We can also chain PageRank, Connected Components and Degree algorithms, running them one after another on the graph. Specify all the columns in the output dataframe, including an output column for each algorithm in the chain. `cols` dictates the particular order in which we want to output the result columns.

In [None]:
cols = ["inDegree", "outDegree", "degree", "prlabel", "cclabel"]

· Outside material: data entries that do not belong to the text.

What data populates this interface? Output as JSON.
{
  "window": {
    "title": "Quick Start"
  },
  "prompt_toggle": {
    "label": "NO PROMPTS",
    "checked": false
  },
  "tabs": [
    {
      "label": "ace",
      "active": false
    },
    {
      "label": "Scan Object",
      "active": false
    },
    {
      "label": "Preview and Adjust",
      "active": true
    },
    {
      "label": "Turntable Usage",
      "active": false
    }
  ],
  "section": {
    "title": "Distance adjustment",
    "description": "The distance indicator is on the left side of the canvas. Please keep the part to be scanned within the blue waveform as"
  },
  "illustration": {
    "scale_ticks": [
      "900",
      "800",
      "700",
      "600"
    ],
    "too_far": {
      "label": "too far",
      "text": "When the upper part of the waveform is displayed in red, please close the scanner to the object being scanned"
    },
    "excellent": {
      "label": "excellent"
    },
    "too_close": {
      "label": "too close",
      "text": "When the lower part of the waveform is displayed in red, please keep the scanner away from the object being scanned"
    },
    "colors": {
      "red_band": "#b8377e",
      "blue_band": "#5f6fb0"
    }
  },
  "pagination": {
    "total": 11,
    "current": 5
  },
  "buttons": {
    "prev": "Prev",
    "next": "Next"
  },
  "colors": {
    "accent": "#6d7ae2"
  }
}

df_chained = graph.at(32674) \
                .past() \
                .transform(ctx.algorithms.generic.centrality.PageRank())\
                .transform(ctx.algorithms.generic.ConnectedComponents)\
                .transform(ctx.algorithms.generic.centrality.Degree())\
                .execute(ctx.algorithms.generic.NodeList(*cols)) \
                .to_df(["name"] + cols)

In [None]:
df_chained.drop(columns=['window'], inplace=True)
df_chained['degree_numeric'] = df_chained['degree'].astype(float)
df_chained.head(10)

## Create visualisation by adding nodes 🔎

In [None]:
def visualise(graph, df_chained):
    # Create network object
    net = Network(notebook=True, height='750px', width='100%', bgcolor='#222222', font_color='white')
    # Set visualisation tool
    net.force_atlas_2based()
    # Get the node list 
    df_node_list = graph.at(32674) \
                .past() \
                .execute(ctx.algorithms.generic.NodeList()) \
                .to_df(['name'])
    
    nodes = df_node_list['name'].tolist()
    
    node_data = []
    ignore_items = ['timestamp', 'name', 'window']
    for node_name in nodes:
        for i, row in df_chained.iterrows():
            if row['name']==node_name:
                data = ''
                for k,v in row.iteritems():
                    if k not in ignore_items:
                        data = data+str(k)+': '+str(v)+'\n'
                node_data.append(data)
                continue
    # Add the nodes
    net.add_nodes(nodes, title=node_data, value = df_chained.prlabel)
    # Get the edge list
    df_edge_list = graph.at(32674) \
                .past() \
                .execute(ctx.algorithms.generic.EdgeList()) \
                .to_df(['from', 'to'])
    edges = []
    for i, row in df_edge_list[['from', 'to']].iterrows():
        edges.append([row['from'], row['to']])
    # Add the edges
    net.add_edges(edges)
    # Toggle physics
    net.toggle_physics(True)
    return net

In [None]:
net = visualise(graph, df_chained)

**Show the html file of the visualisation**

In [None]:
%%html
net.show('preview.html')

## Shut down PyRaphtory  🛑

In [None]:
ctx.close()